Demonstranten von "Bonn stellt sich quer" halten am 14.05.2016 in Bonn (Nordrhein-Westfalen) ein Banner mit dem Schriftzug "Schalom, Frieden, Salam". (Caroline Seidel, dpa/picture-alliance)
Demonstranten bei der Kundgebung von "Bonn stellt sich quer". (Caroline Seidel, dpa/picture-alliance)

Nach dem Tod eines 17-Jährigen hat es in Bonn Demonstrationen gegeben.

An der Veranstaltung des Bündnisses "Bonn stellt sich quer", zu dem mehrere Parteien, Kirchen und Gewerkschaften aufgerufen hatten, nahmen nach Angaben der Polizei etwa 400 Menschen teil. Sie wandten sich gegen eine Kundgebung von Rechtsextremen, denen sie vorwarfen, den Tod des Schülers zu instrumentalisieren. Bonns Oberbürgermeister Sridharan appellierte an die Bonner, sich nicht hinters Licht führen zu lassen.

Der 17-Jährige war vor einer Woche in Bonn Bad Godesberg zusammengeschlagen worden.
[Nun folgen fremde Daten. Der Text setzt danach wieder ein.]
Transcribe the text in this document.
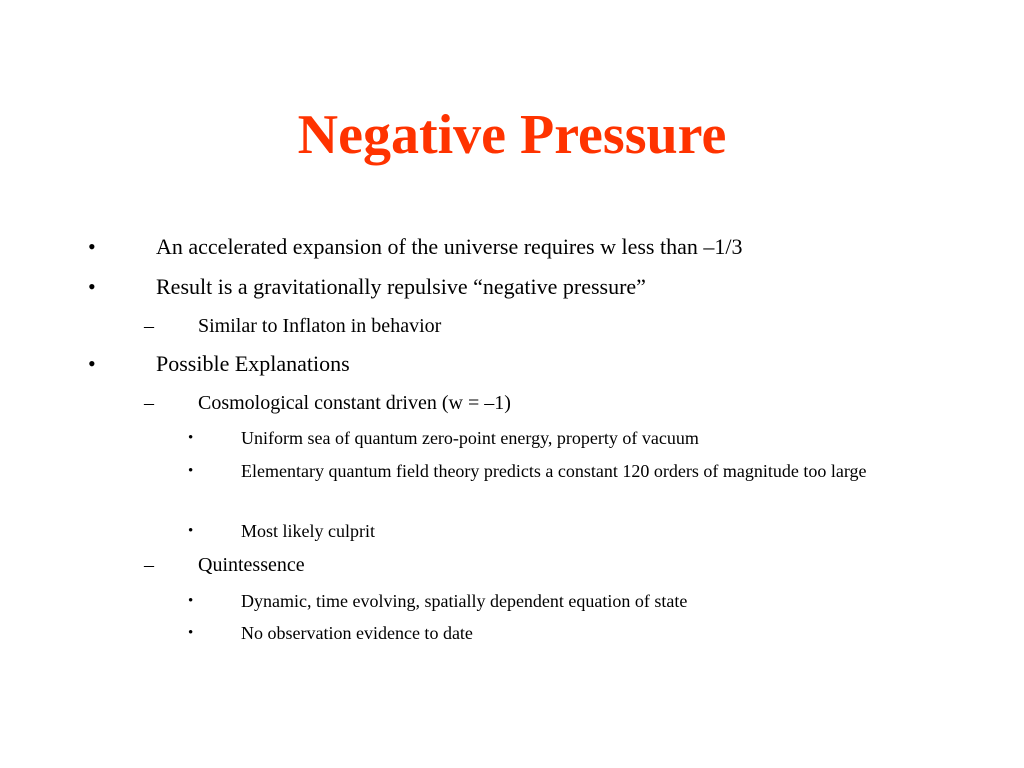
Negative Pressure
•	An accelerated expansion of the universe requires w less than –1/3
•	Result is a gravitationally repulsive “negative pressure”
– Similar to Inflaton in behavior
•	Possible Explanations
– Cosmological constant driven (w = –1)
•	Uniform sea of quantum zero-point energy, property of vacuum
•	Elementary quantum field theory predicts a constant 120 orders of magnitude too large
•	Most likely culprit
– Quintessence
•	Dynamic, time evolving, spatially dependent equation of state
•	No observation evidence to date
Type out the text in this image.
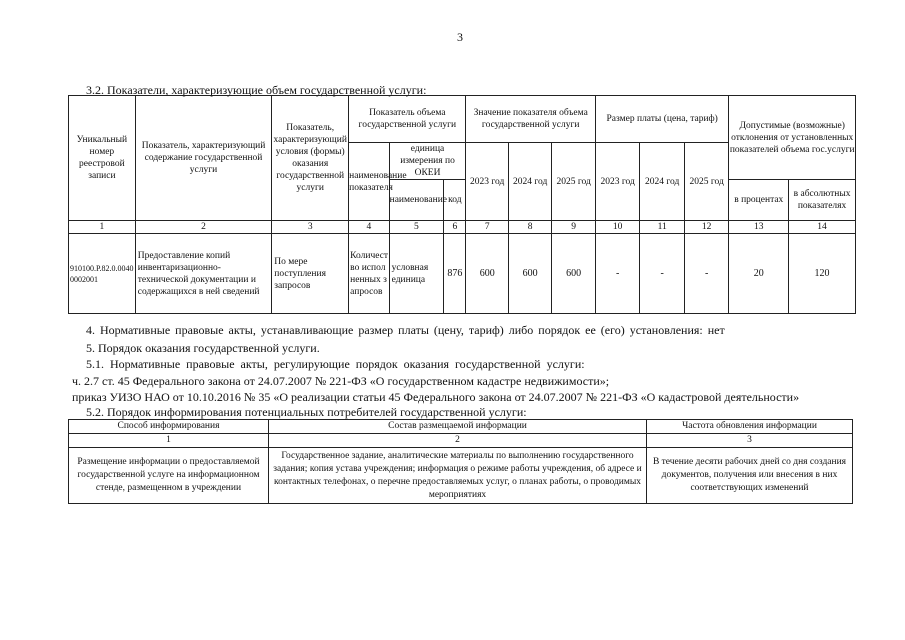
3
3.2. Показатели, характеризующие объем государственной услуги:
Уникальный номер реестровой записи	Показатель, характеризующий содержание государственной услуги	Показатель, характеризующий условия (формы) оказания государственной услуги	Показатель объема государственной услуги			Значение показателя объема государственной услуги			Размер платы (цена, тариф)			Допустимые (возможные) отклонения от установленных показателей объема гос.услуги	
			наименование показателя	единица измерения по ОКЕИ		2023 год	2024 год	2025 год	2023 год	2024 год	2025 год		
				наименование	код							в процентах	в абсолютных показателях
1	2	3	4	5	6	7	8	9	10	11	12	13	14
910100.Р.82.0.00400002001	Предоставление копий инвентаризационно-технической документации и содержащихся в ней сведений	По мере поступления запросов	Количество исполненных запросов	условная единица	876	600	600	600	-	-	-	20	120
4. Нормативные правовые акты, устанавливающие размер платы (цену, тариф) либо порядок ее (его) установления: нет
5. Порядок оказания государственной услуги.
5.1. Нормативные правовые акты, регулирующие порядок оказания государственной услуги:
ч. 2.7 ст. 45 Федерального закона от 24.07.2007 № 221-ФЗ «О государственном кадастре недвижимости»;
приказ УИЗО НАО от 10.10.2016 № 35 «О реализации статьи 45 Федерального закона от 24.07.2007 № 221-ФЗ «О кадастровой деятельности»
5.2. Порядок информирования потенциальных потребителей государственной услуги:
Способ информирования	Состав размещаемой информации	Частота обновления информации
1	2	3
Размещение информации о предоставляемой государственной услуге на информационном стенде, размещенном в учреждении	Государственное задание, аналитические материалы по выполнению государственного задания; копия устава учреждения; информация о режиме работы учреждения, об адресе и контактных телефонах, о перечне предоставляемых услуг, о планах работы, о проводимых мероприятиях	В течение десяти рабочих дней со дня создания документов, получения или внесения в них соответствующих изменений
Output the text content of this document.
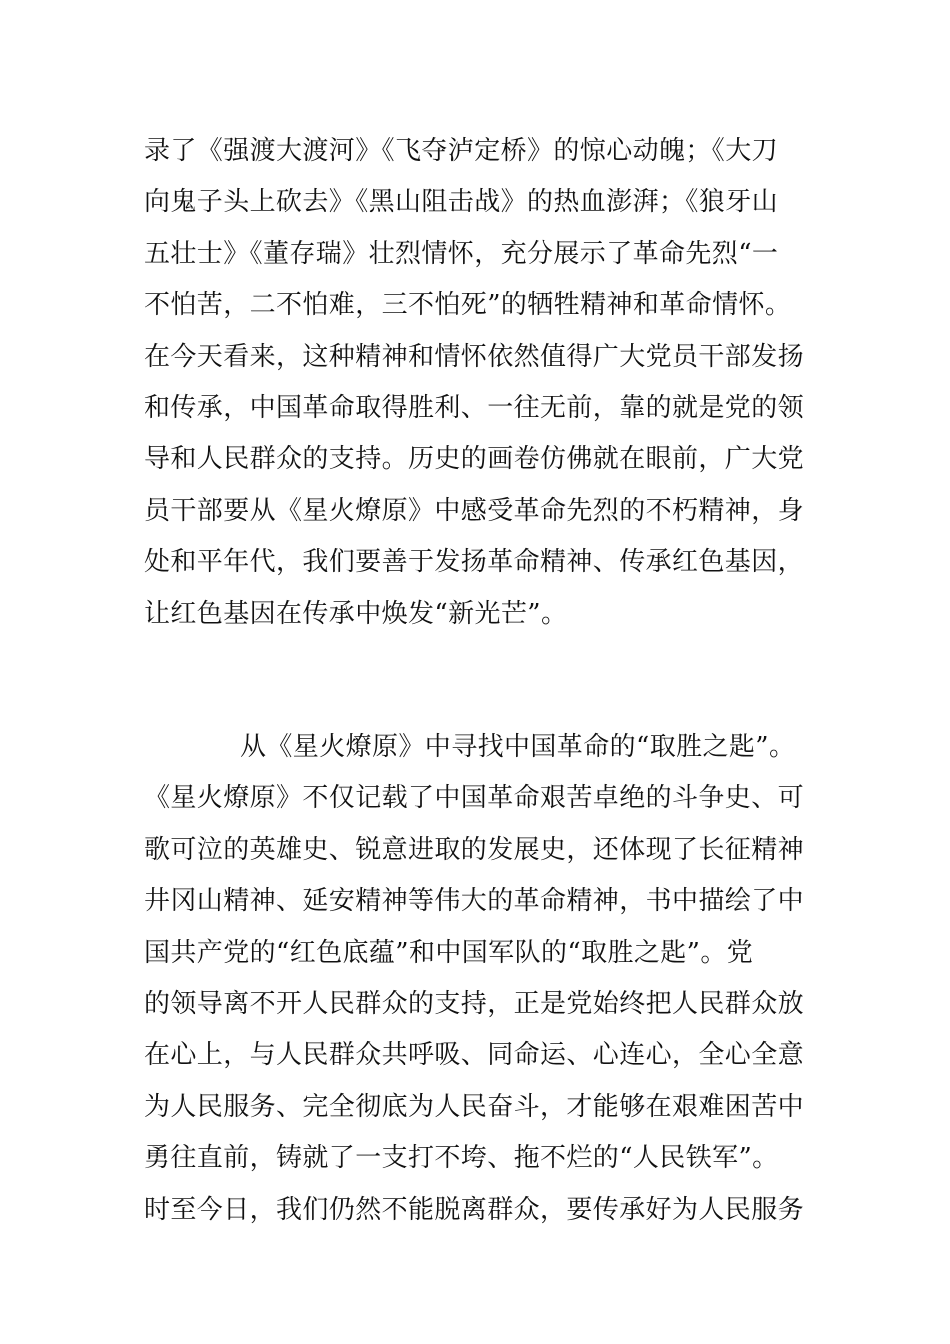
录了《强渡大渡河》《飞夺泸定桥》的惊心动魄；《大刀
向鬼子头上砍去》《黑山阻击战》的热血澎湃；《狼牙山
五壮士》《董存瑞》壮烈情怀，充分展示了革命先烈“一
不怕苦，二不怕难，三不怕死”的牺牲精神和革命情怀。
在今天看来，这种精神和情怀依然值得广大党员干部发扬
和传承，中国革命取得胜利、一往无前，靠的就是党的领
导和人民群众的支持。历史的画卷仿佛就在眼前，广大党
员干部要从《星火燎原》中感受革命先烈的不朽精神，身
处和平年代，我们要善于发扬革命精神、传承红色基因，
让红色基因在传承中焕发“新光芒”。
从《星火燎原》中寻找中国革命的“取胜之匙”。
《星火燎原》不仅记载了中国革命艰苦卓绝的斗争史、可
歌可泣的英雄史、锐意进取的发展史，还体现了长征精神
井冈山精神、延安精神等伟大的革命精神，书中描绘了中
国共产党的“红色底蕴”和中国军队的“取胜之匙”。党
的领导离不开人民群众的支持，正是党始终把人民群众放
在心上，与人民群众共呼吸、同命运、心连心，全心全意
为人民服务、完全彻底为人民奋斗，才能够在艰难困苦中
勇往直前，铸就了一支打不垮、拖不烂的“人民铁军”。
时至今日，我们仍然不能脱离群众，要传承好为人民服务
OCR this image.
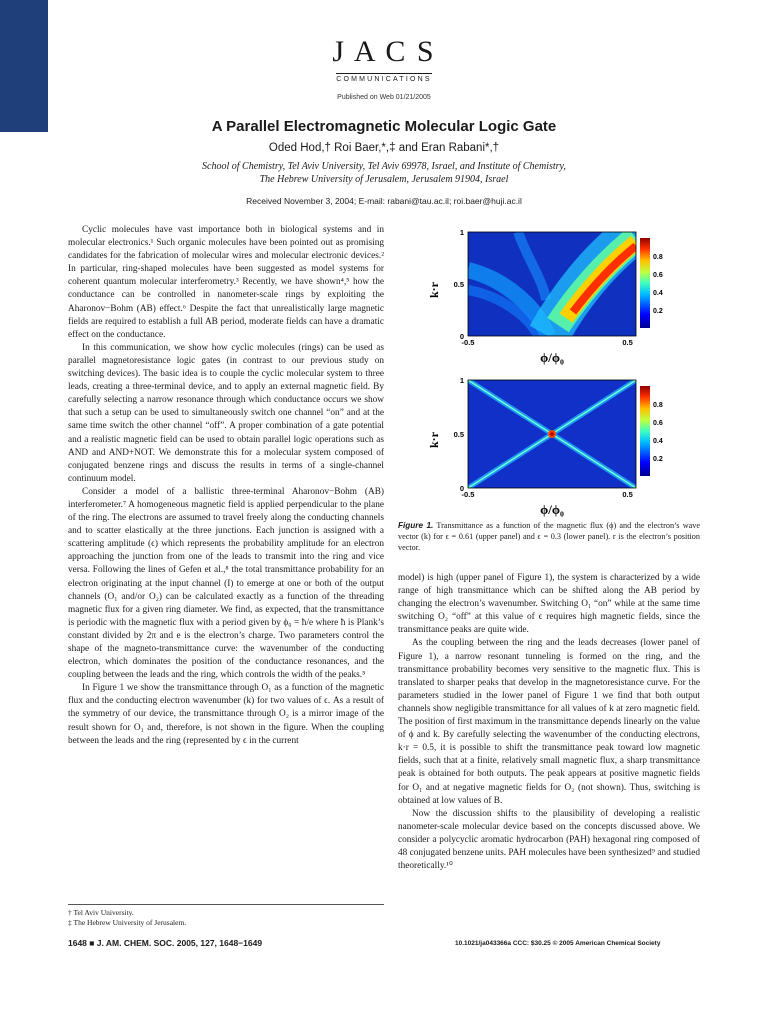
J A C S
COMMUNICATIONS
Published on Web 01/21/2005
A Parallel Electromagnetic Molecular Logic Gate
Oded Hod,† Roi Baer,*,‡ and Eran Rabani*,†
School of Chemistry, Tel Aviv University, Tel Aviv 69978, Israel, and Institute of Chemistry,
The Hebrew University of Jerusalem, Jerusalem 91904, Israel
Received November 3, 2004; E-mail: rabani@tau.ac.il; roi.baer@huji.ac.il

Cyclic molecules have vast importance both in biological systems and in molecular electronics.¹ Such organic molecules have been pointed out as promising candidates for the fabrication of molecular wires and molecular electronic devices.² In particular, ring-shaped molecules have been suggested as model systems for coherent quantum molecular interferometry.³ Recently, we have shown⁴,⁵ how the conductance can be controlled in nanometer-scale rings by exploiting the Aharonov−Bohm (AB) effect.⁶ Despite the fact that unrealistically large magnetic fields are required to establish a full AB period, moderate fields can have a dramatic effect on the conductance.

In this communication, we show how cyclic molecules (rings) can be used as parallel magnetoresistance logic gates (in contrast to our previous study on switching devices). The basic idea is to couple the cyclic molecular system to three leads, creating a three-terminal device, and to apply an external magnetic field. By carefully selecting a narrow resonance through which conductance occurs we show that such a setup can be used to simultaneously switch one channel “on” and at the same time switch the other channel “off”. A proper combination of a gate potential and a realistic magnetic field can be used to obtain parallel logic operations such as AND and AND+NOT. We demonstrate this for a molecular system composed of conjugated benzene rings and discuss the results in terms of a single-channel continuum model.

Consider a model of a ballistic three-terminal Aharonov−Bohm (AB) interferometer.⁷ A homogeneous magnetic field is applied perpendicular to the plane of the ring. The electrons are assumed to travel freely along the conducting channels and to scatter elastically at the three junctions. Each junction is assigned with a scattering amplitude (ϵ) which represents the probability amplitude for an electron approaching the junction from one of the leads to transmit into the ring and vice versa. Following the lines of Gefen et al.,⁸ the total transmittance probability for an electron originating at the input channel (I) to emerge at one or both of the output channels (O₁ and/or O₂) can be calculated exactly as a function of the threading magnetic flux for a given ring diameter. We find, as expected, that the transmittance is periodic with the magnetic flux with a period given by ϕ₀ = ħ/e where ħ is Plank’s constant divided by 2π and e is the electron’s charge. Two parameters control the shape of the magneto-transmittance curve: the wavenumber of the conducting electron, which dominates the position of the conductance resonances, and the coupling between the leads and the ring, which controls the width of the peaks.⁵

In Figure 1 we show the transmittance through O₁ as a function of the magnetic flux and the conducting electron wavenumber (k) for two values of ϵ. As a result of the symmetry of our device, the transmittance through O₂ is a mirror image of the result shown for O₁ and, therefore, is not shown in the figure. When the coupling between the leads and the ring (represented by ϵ in the current

1
0.5
0
-0.5	0.5
k·r
ϕ/ϕ₀
0.8
0.6
0.4
0.2
1
0.5
0
-0.5	0.5
k·r
ϕ/ϕ₀
0.8
0.6
0.4
0.2
Figure 1. Transmittance as a function of the magnetic flux (ϕ) and the electron’s wave vector (k) for ϵ = 0.61 (upper panel) and ϵ = 0.3 (lower panel). r is the electron’s position vector.

model) is high (upper panel of Figure 1), the system is characterized by a wide range of high transmittance which can be shifted along the AB period by changing the electron’s wavenumber. Switching O₁ “on” while at the same time switching O₂ “off” at this value of ϵ requires high magnetic fields, since the transmittance peaks are quite wide.

As the coupling between the ring and the leads decreases (lower panel of Figure 1), a narrow resonant tunneling is formed on the ring, and the transmittance probability becomes very sensitive to the magnetic flux. This is translated to sharper peaks that develop in the magnetoresistance curve. For the parameters studied in the lower panel of Figure 1 we find that both output channels show negligible transmittance for all values of k at zero magnetic field. The position of first maximum in the transmittance depends linearly on the value of ϕ and k. By carefully selecting the wavenumber of the conducting electrons, k·r = 0.5, it is possible to shift the transmittance peak toward low magnetic fields, such that at a finite, relatively small magnetic flux, a sharp transmittance peak is obtained for both outputs. The peak appears at positive magnetic fields for O₁ and at negative magnetic fields for O₂ (not shown). Thus, switching is obtained at low values of B.

Now the discussion shifts to the plausibility of developing a realistic nanometer-scale molecular device based on the concepts discussed above. We consider a polycyclic aromatic hydrocarbon (PAH) hexagonal ring composed of 48 conjugated benzene units. PAH molecules have been synthesized⁹ and studied theoretically.¹⁰

† Tel Aviv University.
‡ The Hebrew University of Jerusalem.
1648 ■ J. AM. CHEM. SOC. 2005, 127, 1648−1649	10.1021/ja043366a CCC: $30.25 © 2005 American Chemical Society
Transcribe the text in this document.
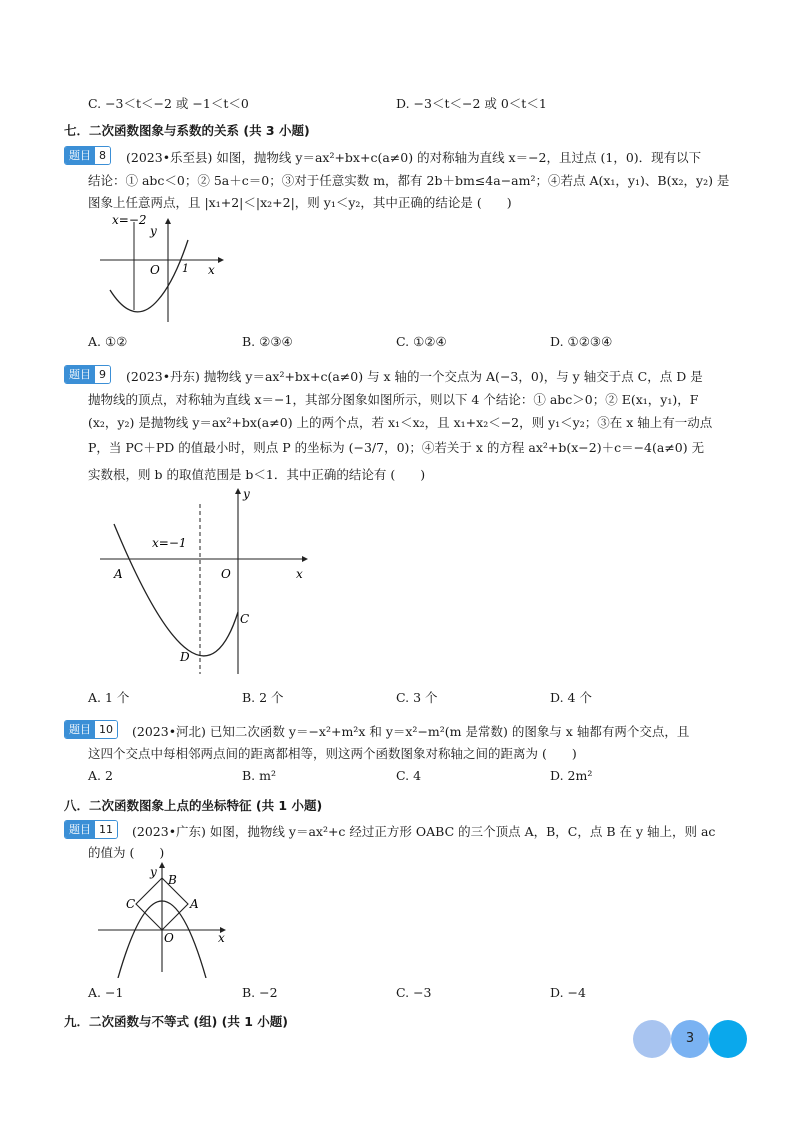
C. −3＜t＜−2 或 −1＜t＜0	D. −3＜t＜−2 或 0＜t＜1
七．二次函数图象与系数的关系 (共 3 小题)
题目 8	(2023•乐至县) 如图，抛物线 y＝ax²+bx+c(a≠0) 的对称轴为直线 x＝−2，且过点 (1，0)．现有以下
结论：① abc＜0；② 5a＋c＝0；③对于任意实数 m，都有 2b＋bm≤4a−am²；④若点 A(x₁，y₁)、B(x₂，y₂) 是
图象上任意两点，且 |x₁+2|＜|x₂+2|，则 y₁＜y₂，其中正确的结论是 (　　)
x=−2
y
O 1 x
A. ①②	B. ②③④	C. ①②④	D. ①②③④
题目 9	(2023•丹东) 抛物线 y＝ax²+bx+c(a≠0) 与 x 轴的一个交点为 A(−3，0)，与 y 轴交于点 C，点 D 是
抛物线的顶点，对称轴为直线 x＝−1，其部分图象如图所示，则以下 4 个结论：① abc＞0；② E(x₁，y₁)，F
(x₂，y₂) 是抛物线 y＝ax²+bx(a≠0) 上的两个点，若 x₁＜x₂，且 x₁+x₂＜−2，则 y₁＜y₂；③在 x 轴上有一动点
P，当 PC＋PD 的值最小时，则点 P 的坐标为 (−3/7，0)；④若关于 x 的方程 ax²+b(x−2)＋c＝−4(a≠0) 无
实数根，则 b 的取值范围是 b＜1．其中正确的结论有 (　　)
y
x=−1
A	O	x
C
D
A. 1 个	B. 2 个	C. 3 个	D. 4 个
题目 10	(2023•河北) 已知二次函数 y＝−x²+m²x 和 y＝x²−m²(m 是常数) 的图象与 x 轴都有两个交点，且
这四个交点中每相邻两点间的距离都相等，则这两个函数图象对称轴之间的距离为 (　　)
A. 2	B. m²	C. 4	D. 2m²
八．二次函数图象上点的坐标特征 (共 1 小题)
题目 11	(2023•广东) 如图，抛物线 y＝ax²+c 经过正方形 OABC 的三个顶点 A，B，C，点 B 在 y 轴上，则 ac
的值为 (　　)
y
B
C	A
O	x
A. −1	B. −2	C. −3	D. −4
九．二次函数与不等式 (组) (共 1 小题)
3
Am Freitag erlag er seinen Verletzungen. Die Täter haben laut Zeugen möglicherweise einen Migrationshintergrund. Bei der Fahndung nach ihnen gibt es noch keine neuen Erkenntnisse.

An der Kundgebung der Rechtsextremen unter dem Titel "Stoppt die Gewalt" nahmen etwa 50 Personen teil - deutlich weniger als die Veranstalter erwartet hatten.